Boje sie troche,ze to jej zycie jest takie nieuporzadkowane
nie wie jak wyglada jej dzien bo co chwile cos sie zmienia, ktos inny z nia zostaje
z drugiej strony to jej sie to podoba... jak siedzi kilka godzin ze mna to zaczyna mi wariowac i sie nudzic, wiec musze wpasc do kogos na herbate, albo rozmawiac na skype z dziadkami ;)

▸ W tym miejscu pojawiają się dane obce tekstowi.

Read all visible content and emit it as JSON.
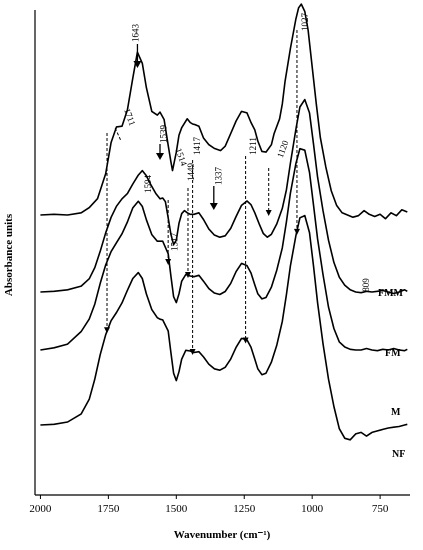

Dzisiaj bylam u endokrynologa, i nie wiem czy ja zglupialam czy on
powiedzial mi ze wmawiam sobie chorobe! A ja wrecz przeciwnie! Mialam robiona tomografie komputerowa glowy 3 lata temu i wyszlo male zgrubienie w formie guzka - ale nie wiadomo co to bylo, bo mogla byc tak uksztaltowana przysadka. Pozniej dostalam po roku skierowanie na nastepne ale dowiedzialam sie,ze jestem w ciazy i nie zrobilam. A teraz przychodze bo chce zrobic zeby sprawdzic czy nic sie nie powieksza, a ten mi z takim tekstem :O dziwne... a mowil ze mam przyjsc po karmieniu ....... hmm skoro NFZ za to placi to zrobie czemu nie ;) zwlaszcza,ze prywatnie kosztuje to kilka stowek, a lepiej miec pewnosc niz kiedys sie ocknac ze sie powiekszyl nie?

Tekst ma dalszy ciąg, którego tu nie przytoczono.